Les innovations apportent leur lot d’espoirs et de craintes. Le monde de l’information n’échappe pas à cette règle. Profondément bousculé depuis 40 ans par des technologies nouvelles – de l’offset au numérique – il a su réaffirmer ses principes éthiques et déontologiques. Les premières rencontres de la vidéo mobile organisées le jeudi 2 février à Paris par le spécialiste de la transition numérique Samsa.fr l’ont démontré encore une fois.

77 % des Français possèdent un smartphone*. Ils s’en servent notamment pour s’informer. Les médias adaptent donc leur production à ce support. Et de plus en plus, il l’utilisent pour produire de l’information. Le smartphone devient un outil professionnel. Les « journalistes mobiles » – le milieu préfère parler de mobile journalists ou mojo –  ne sont pas des particuliers qui prennent le téléphone qu’ils ont dans la poche pour  faire un reportage. Si leur téléphone est le dernier modèle grand public disponible, il est équipé de logiciels et d’accessoires qui permettent de professionnaliser la capture de l’image, son montage, sa diffusion.
L’ensemble reste léger et permet un journalisme plus proche des gens.  « La barrière de la caméra s’atténue » a expliqué Alexis Delahousse, directeur de la rédaction de BFM Paris , qui incite ses reporters exclusivement équipés de ces téléphones, à être hors champ pour montrer et éviter de se montrer. « C’est moins invasif » , « plus immersif » et Julien Pain rédacteur en chef des magazines nouveaux formats à France Info donne l’exemple d’un reportage sur une nuit avec un sans domicile. Cela permet des sujets plus locaux, traités pour le public immédiatement concerné: « va voir ce que a à dire le boulanger ou le postier » dit à ses journalistes Laurent Keller, le responsable Léman Bleu TV, qui a lancé en 2015 le premier journal télévisé 100 % smartphone . En direct sur les réseaux sociaux ou des sites dédiés, la réactivité de l’audience est forte lors de la retransmission de manifestations ou de réunions publiques (conférences, conseils municipaux, événements politiques ou sportifs etc.) : le public dialogue avec le reporter, pose des questions, suggère des angle de prise de vu. L’application Snapchat  offre des possibilités comparables pour les médias qui s’y investissent et veulent retrouver l’audience des 8,8 millions de français de moins de 25 ans qui l’utilisent chaque jour.

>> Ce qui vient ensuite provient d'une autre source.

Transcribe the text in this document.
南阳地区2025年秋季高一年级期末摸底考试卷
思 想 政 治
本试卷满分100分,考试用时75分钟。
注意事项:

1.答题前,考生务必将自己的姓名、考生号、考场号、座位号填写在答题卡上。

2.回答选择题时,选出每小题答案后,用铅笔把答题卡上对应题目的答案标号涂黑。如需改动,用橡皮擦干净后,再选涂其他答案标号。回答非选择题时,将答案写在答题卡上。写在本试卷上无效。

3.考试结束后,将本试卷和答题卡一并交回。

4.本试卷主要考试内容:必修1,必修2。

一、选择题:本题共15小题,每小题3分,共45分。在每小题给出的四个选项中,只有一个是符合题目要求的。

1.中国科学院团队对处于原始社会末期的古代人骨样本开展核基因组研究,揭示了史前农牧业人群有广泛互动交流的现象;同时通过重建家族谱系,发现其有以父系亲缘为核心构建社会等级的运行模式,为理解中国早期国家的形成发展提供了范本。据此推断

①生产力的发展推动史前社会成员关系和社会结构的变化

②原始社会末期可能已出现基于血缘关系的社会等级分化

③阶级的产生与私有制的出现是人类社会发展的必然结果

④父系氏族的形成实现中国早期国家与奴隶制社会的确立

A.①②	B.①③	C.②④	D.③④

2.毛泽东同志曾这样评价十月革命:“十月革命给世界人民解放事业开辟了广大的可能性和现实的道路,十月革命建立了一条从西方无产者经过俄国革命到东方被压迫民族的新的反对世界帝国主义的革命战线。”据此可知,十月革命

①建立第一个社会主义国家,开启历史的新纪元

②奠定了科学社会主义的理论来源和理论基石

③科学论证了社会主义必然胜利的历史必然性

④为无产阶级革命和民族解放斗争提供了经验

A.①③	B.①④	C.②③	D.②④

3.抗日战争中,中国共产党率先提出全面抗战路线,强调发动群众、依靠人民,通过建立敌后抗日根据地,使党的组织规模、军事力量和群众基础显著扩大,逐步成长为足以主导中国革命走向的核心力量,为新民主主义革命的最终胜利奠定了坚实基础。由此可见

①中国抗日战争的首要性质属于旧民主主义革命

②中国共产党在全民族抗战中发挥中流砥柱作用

L’info sur smartphone n’échappe pas à la déontologie de l’information

Plusieurs intervenants l’ont répété : sur ces supports, « il faut être un vrai journaliste pour donner une info de qualité« , et donc  « respecter immédiatement les règles déontologiques« . La déontologie n’est pas différente parce qu’on est équipé d’un smartphone et qu’on transmet sur un réseau social. Mais la responsabilité est plus grande. Le journaliste équipé d’un mobile est à la fois le caméraman qui filme, le rédacteur qui commente, le chef d’édition qui valide et le rédacteur en chef qui autorise la diffusion. Une table ronde a rappelé qu’il devait respecter la vie privée, éviter les atteintes à l’ordre public, garder , comme dit le CSA , »le contrôle de l’antenne », c’est-à-dire la maîtrise des contenus qu’il diffuse : pas question de laisser passer à travers son mobile des incitations à la haine ou à la violence. »Avoir les yeux partout est épuisant » a reconnu un des participants à la tribune. Les reporters radios, auxquels il est fait référence pour la légèreté et l’instantanéité, sont de plus en plus accompagné d’un technicien pour les directs ou les actualités chaudes. Et hors tribune, plusieurs intervenants reconnaissait que pour des raisons pratiques et techniques, mais aussi pour maintenir un niveau de qualité sur le fond, mieux valait être deux voire trois si il y a deux mobiles pour mettre en œuvre ce matériel léger. Car on ne peut pas se contenter de l’affirmation rassurante entendue : ce qui ne va pas et qui serait « filmé en urgence –  entendez en direct – est supprimé en replay ». Cela ne devrait tout simplement pas dû être diffusé.
Au final, ces outils , mis en œuvre avec le professionnalisme et les moyens nécessaires, sont une avancée pour la circulation d’une information de qualité. Et une ouverture vers plus de transparence et de démocratie . « On peut confisquer une caméra, a rappelé le journaliste tunisien Adnen  Chaouchi, mais on ne peut pas confisquer des milliers, des centaines de milliers ou des millions de téléphones portables« . P.G.